For some players, like Adams, this is just a first chance to play with the national team. For others, like Ramirez or Opara, this might be their best chance. Whatever their fates in camp, we should learn a lot about the national team’s future starting this month.

Short Takes

• The USA suffered a setback this week when Monterrey midfielder Jonathan Gonzalez, who was born and raised in California and had played for the USA’s youth national teams, announced that he is planning to switch countries and play for the Mexico senior team. Gonzalez made the Liga MX Best XI last fall as a teenager with one of Mexico’s biggest clubs.


• In a first for soccer in Saudi Arabia, a match Friday in Jiddah between local teams Al-Ahli and Al-Batin marked the first time that women were allowed to attend a game at a public stadium. It’s a long overdue step in the government’s efforts to ease gender restrictions.


• The North America Soccer League is near folding and won’t be able to play its normal spring season, but its sense of chutzpah remains undiminished. The league claimed that the failure to start next season on time was a planned switch to a fall-to-spring calendar, to align with the traditional soccer season in the rest of the world. NASL clubs weren’t fooled. Indy joined the USL instead, and Jacksonville announced it was in the market for a new league. That leaves the NASL with three established teams and two potential expansion sides.


Premier League: Leicester City at Chelsea, 9 a.m. Saturday, NBCSN. Seventh place in the Premier League could well qualify for the Europa League next season, depending on results, and Leicester City is within four points of that spot. Getting a result at Stamford Bridge won’t be easy, though, not with Chelsea fighting to stay in the top four.

La Liga: Villareal at Real Madrid, 9:15 a.m. Saturday, beIN. Forget Real Madrid winning the Spanish league — at the moment, the reigning Spanish champions are in more danger of falling out of the top four. They are the same distance from first place as they are to 17th. A home victory over Villareal, itself chasing a European spot, would be a start.

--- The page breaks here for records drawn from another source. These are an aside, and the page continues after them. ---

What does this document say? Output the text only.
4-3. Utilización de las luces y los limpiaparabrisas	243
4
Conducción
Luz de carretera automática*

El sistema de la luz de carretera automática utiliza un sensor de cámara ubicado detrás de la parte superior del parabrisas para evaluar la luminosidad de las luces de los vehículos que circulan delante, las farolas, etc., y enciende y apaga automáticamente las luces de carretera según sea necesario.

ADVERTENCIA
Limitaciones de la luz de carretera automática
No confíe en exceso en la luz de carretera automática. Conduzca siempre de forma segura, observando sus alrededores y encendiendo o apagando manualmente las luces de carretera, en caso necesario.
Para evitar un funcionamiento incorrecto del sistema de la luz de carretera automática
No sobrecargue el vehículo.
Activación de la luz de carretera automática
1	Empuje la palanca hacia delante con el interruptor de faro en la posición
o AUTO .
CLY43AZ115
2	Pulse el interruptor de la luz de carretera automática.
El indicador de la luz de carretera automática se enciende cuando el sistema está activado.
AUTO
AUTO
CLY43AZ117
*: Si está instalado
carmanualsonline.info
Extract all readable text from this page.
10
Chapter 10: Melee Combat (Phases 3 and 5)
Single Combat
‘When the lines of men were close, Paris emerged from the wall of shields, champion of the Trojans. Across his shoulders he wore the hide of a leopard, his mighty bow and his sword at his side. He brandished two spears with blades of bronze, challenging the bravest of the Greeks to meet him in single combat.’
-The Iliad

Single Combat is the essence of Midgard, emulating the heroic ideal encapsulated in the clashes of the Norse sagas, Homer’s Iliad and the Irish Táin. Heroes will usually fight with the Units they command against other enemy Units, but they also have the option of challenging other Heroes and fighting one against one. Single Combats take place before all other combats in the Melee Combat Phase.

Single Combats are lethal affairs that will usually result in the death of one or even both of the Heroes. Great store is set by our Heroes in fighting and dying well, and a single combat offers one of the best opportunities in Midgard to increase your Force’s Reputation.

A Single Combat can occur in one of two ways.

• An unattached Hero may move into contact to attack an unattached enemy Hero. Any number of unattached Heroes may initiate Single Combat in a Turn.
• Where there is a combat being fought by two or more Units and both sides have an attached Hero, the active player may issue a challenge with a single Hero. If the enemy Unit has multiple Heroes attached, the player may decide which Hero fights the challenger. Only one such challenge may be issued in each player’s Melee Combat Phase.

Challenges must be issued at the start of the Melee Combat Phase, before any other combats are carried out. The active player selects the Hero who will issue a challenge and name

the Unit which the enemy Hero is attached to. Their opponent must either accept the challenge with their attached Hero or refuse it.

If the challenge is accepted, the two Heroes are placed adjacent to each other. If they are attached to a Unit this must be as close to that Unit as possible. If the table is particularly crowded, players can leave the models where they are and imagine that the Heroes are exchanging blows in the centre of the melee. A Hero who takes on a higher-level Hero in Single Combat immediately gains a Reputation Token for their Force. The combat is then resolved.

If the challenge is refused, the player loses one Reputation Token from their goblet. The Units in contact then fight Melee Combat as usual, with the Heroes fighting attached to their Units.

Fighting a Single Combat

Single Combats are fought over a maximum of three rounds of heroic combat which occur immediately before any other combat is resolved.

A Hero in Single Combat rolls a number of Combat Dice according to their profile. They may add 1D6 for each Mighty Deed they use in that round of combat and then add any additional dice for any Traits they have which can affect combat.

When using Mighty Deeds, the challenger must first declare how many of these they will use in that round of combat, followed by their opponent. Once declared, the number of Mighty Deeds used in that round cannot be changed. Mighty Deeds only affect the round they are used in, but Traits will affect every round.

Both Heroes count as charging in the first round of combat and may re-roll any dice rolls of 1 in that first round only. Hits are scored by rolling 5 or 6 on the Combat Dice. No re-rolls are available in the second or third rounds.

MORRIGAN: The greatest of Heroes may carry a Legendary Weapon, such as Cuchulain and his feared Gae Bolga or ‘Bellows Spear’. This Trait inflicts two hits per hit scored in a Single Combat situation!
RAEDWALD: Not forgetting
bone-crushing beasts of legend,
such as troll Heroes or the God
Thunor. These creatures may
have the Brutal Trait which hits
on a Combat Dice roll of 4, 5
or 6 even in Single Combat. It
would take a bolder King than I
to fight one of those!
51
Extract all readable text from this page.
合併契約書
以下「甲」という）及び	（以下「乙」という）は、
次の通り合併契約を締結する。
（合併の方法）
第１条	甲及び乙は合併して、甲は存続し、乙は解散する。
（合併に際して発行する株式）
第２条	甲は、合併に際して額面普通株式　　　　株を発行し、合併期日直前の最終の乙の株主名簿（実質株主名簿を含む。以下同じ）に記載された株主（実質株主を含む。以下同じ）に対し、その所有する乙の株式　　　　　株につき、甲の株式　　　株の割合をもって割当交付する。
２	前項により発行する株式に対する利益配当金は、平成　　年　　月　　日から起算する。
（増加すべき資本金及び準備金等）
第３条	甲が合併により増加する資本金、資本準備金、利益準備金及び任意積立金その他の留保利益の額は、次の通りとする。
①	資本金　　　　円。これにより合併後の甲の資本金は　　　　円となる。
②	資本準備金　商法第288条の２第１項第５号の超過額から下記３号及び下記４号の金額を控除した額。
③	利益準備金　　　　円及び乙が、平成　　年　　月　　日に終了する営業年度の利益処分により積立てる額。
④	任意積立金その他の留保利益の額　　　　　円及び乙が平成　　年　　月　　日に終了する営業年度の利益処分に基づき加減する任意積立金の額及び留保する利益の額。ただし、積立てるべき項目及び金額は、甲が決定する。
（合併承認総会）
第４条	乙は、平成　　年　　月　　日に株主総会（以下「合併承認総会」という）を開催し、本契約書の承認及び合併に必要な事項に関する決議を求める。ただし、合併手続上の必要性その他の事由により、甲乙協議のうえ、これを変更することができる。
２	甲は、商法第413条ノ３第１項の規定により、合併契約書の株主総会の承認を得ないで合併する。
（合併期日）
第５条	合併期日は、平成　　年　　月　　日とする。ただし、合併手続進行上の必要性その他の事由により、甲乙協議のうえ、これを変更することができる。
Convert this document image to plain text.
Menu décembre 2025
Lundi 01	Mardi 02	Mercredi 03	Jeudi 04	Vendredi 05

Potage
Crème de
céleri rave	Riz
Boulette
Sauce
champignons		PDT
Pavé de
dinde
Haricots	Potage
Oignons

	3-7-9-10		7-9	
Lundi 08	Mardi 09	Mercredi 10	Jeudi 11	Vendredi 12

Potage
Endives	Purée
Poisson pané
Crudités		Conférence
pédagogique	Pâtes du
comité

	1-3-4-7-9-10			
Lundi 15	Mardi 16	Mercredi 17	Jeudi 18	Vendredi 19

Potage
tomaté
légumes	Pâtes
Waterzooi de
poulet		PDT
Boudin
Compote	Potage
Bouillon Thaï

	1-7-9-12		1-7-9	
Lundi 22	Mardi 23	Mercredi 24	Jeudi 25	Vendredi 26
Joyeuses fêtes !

Bundesliga: Schalke at RB Leipzig, 11:30 a.m. Saturday, FS2. Apart from Bayern Munich at the top of the league, the German standings are so tight that Leipzig could end the day in second place or eighth place, depending on the results. Schalke leads this pack but is distracted, with all-everything striker Leon Goretzka seemingly determined to leave.

Premier League: Manchester City at Liverpool, 10 a.m. Sunday, NBCSN. The title race is all but over; now we’re just circling dates on the calendar where Manchester City could potentially lose its undefeated season. Liverpool hasn’t lost at home all year but has drawn nearly half of those home games. Could Mo Salah and company hand Man City its first loss?